SINGAPORE - Only a third of businesses here say they are "strongly aligned" to the Singapore Green Plan 2030, while less than half are currently operating sustainably, a study shows.
Hurdles to greening their operations include funding - especially in a pandemic-induced financial crunch - and changing the culture of the company, business leaders said.
These were among the findings of the Building A Greener Singapore study conducted by Schneider Electric in August, which surveyed over 500 businesses and consumers respectively.
Companies surveyed were from sectors including oil and gas, construction, manufacturing, transport, education, hospitality, retail, food and beverage, and consumer goods.
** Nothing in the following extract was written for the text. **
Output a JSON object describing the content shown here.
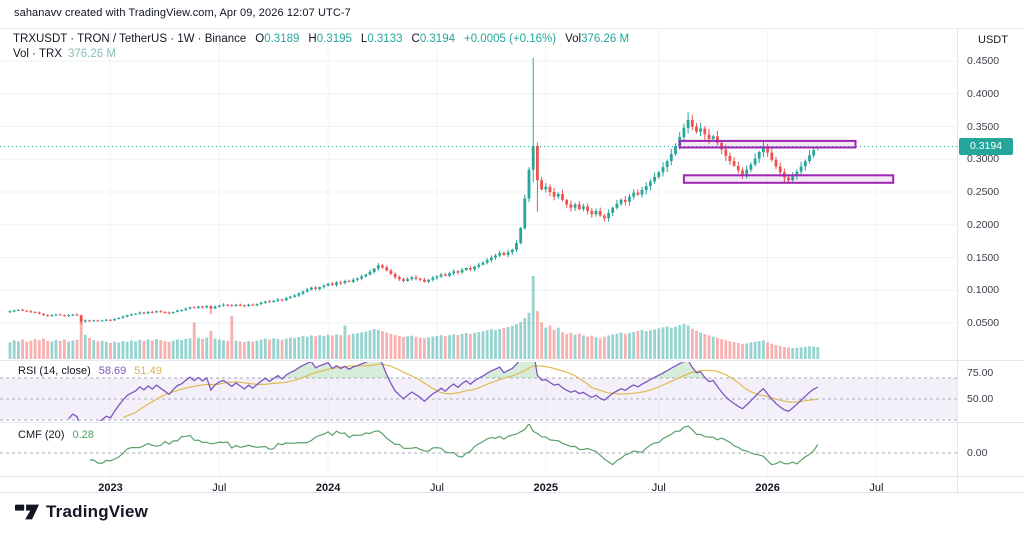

While 68 per cent of business leaders said they had an average or better understanding of sustainability terms and initiatives such as carbon neutrality, the Singapore Green Plan and the Paris Agreement on climate change, only 43 per cent of them said that their company was operating sustainably.
Just 27 per cent were fully utilising technology in order to meet those goals.
Firms said they were most likely to use technology to improve on their energy and resource efficiency measures, to offset their carbon footprint, and to shift their operations towards renewable energy sources.
Funding the changes needed to operationalise green strategies was a key challenge reported by the respondents, exacerbated by the financial and economic fallout of the pandemic.
Businesses also reported that difficulties faced in turning green strategies into action, and changing the culture of the company were other barriers to adopting a climate action plan.
The report found that some of the key motivators for businesses to move towards decarbonisation were government regulations, climate-related risk and financial market pressure.
Some key recommendations that were highlighted for businesses were to bring sustainability to the core of their business practice, to have a clear climate action plan and targets, increasing staff's knowledge and understanding of the sustainability landscape, and tapping government grants.
Consumers surveyed appeared to expect businesses to do more in this respect.
Over two-thirds said that businesses should put environmental concerns ahead of their profits, but just a quarter of respondents believed that corporations were making the shift to become more environmentally sustainable.
On a personal level, 96 per cent of the consumers surveyed said that they had been affected directly or indirectly by climate change, and 33 per cent stated that they were "extremely concerned".
Cost and convenience were topmost concerns when it came to greener living.
Nine out of 10 Singaporeans support the country transitioning away from fossil fuels in its energy generation, but only around half were willing to pay higher prices for cleaner electricity.
While 53 per cent of consumers believed that every building in Singapore should be a green building, they were less enthusiastic about the increased cost or inconvenience incurred by living in one, with only 26 per cent stating their preference to do so.
About 65 per cent of Singaporeans said they would be willing to reduce their emissions from transportation, only if it was convenient for them to do so. Just over 50 per cent said that they owned an electric vehicle or planned to own one in the future, with 37 per cent saying they would not be willing to do so.
The study also found that 72 per cent of Singaporeans were aware of the recent Sixth Assessment Report by the United Nations and that 59 per cent were concerned about its findings.
The report showed that climate change was worsening more quickly than initially predicted and that human activity was the cause for increasing global temperatures. It said climate change was the reason for more regular and destructive natural disasters such as heatwaves, wildfires and hurricanes.